For some time, Rev. Dakanay et al occupied the physical assets of the church, including the main sanctuary, the parsonage and offices, compelling members and the newly appointed interim pastor, Dr. Jose Andres Sotto, to hold worship services on the second floor of the sanctuary. Repulsed by the finding that church deposits had been withdrawn from the banks, members, under the leadership of Morales, Yasay and Suarez, and in the presence of UCCP bishops and lay leaders, had the administrative office locks forced open; there they found some cash undeposited with the banks for unexplained reasons. For some unexplained reason too, the electrical and telephone utilities had been ordered cut off although payments had been made on them. Investigations with the utility firm personnel showed the disconnection had been ordered by “someone” from the church.

The original Cosmopolitan Church leadership and its loyal congregation have retrieved all the church assets, although the pews are not filled, as 80 percent of the congregation had followed Rev. Dakanay’s cause. They may have formed another church treading on what Morales terms “a doctrine of righteousness.”

Dakanay has complained in her press statements that her group has been forced to hold services in less mighty places, such as the Girl Scouts of the Philippines. Morales, however, said that the group held their first service in the swanky, expensive Peninsula Hotel.

Dakanay’s father, E.P. Dakanay Jr., said in a statement, “It has been a festering problem of Cosmopolitan Church for some years that individuals among its membership with blighted moral reputation had been officers in its official boards and council.” Which is why the church council’s commission in charge of conducting elections “strictly imposed the Church’s criteria for reputation of moral rectitude of the candidates,” Dakanay added.

In another statement, he questioned the acts of the NCDCR as showing that “it lends itself to be a tool of aberrant groups such as Yasay et al, unfit to be an instrument for dispensing justice in the UCCP community of churches. The highest officers of  the UCCP and members of Cosmopolitan Church who countenance the abusive and vicious conduct of NCDCR share the onus for the chaos that has been sown at Cosmopolitan Church.”

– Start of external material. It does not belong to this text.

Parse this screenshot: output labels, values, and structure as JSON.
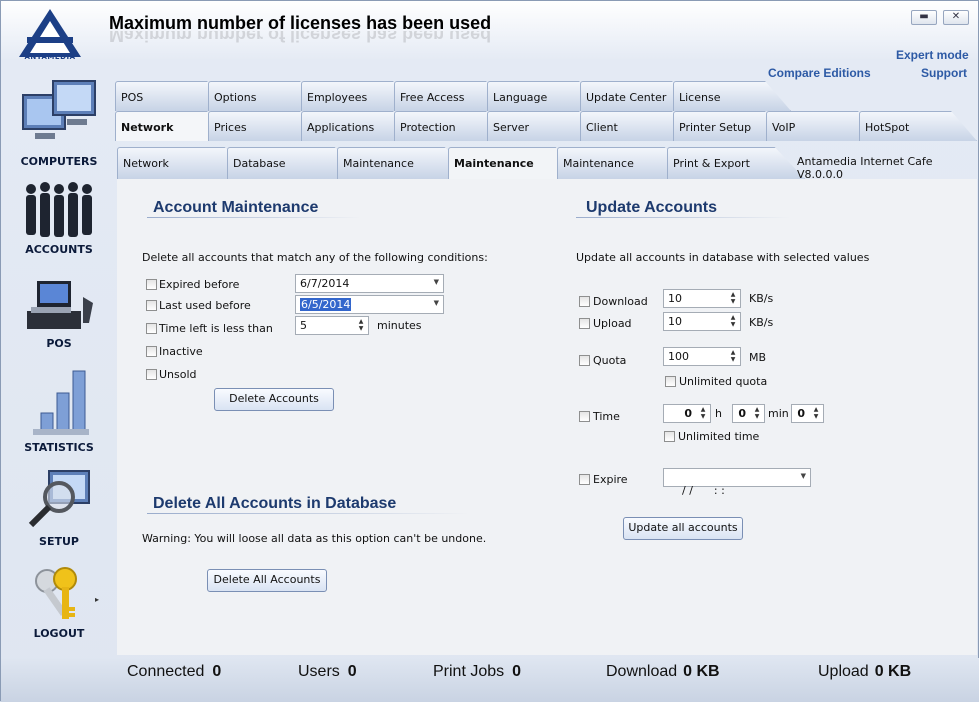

Reverend Dakanay’s refusal to heed the letters sent her by NCDCR has been due to her and her group’s non-recognition of the authority of the UCCP body.

This is a sad story of a Protestant church being split in two: one of the members said to be the righteous, and the other alleged to be sinful. Atty. Steve Salonga, Bible study leader at Cosmo delivered the homily two Sundays ago that touched the core of moral dilemma. Essentially he said the church is not made up only of righteous people, of angels, but of sinners as well, who want to live lives according to the will of God. Who is one to drive them out of the church?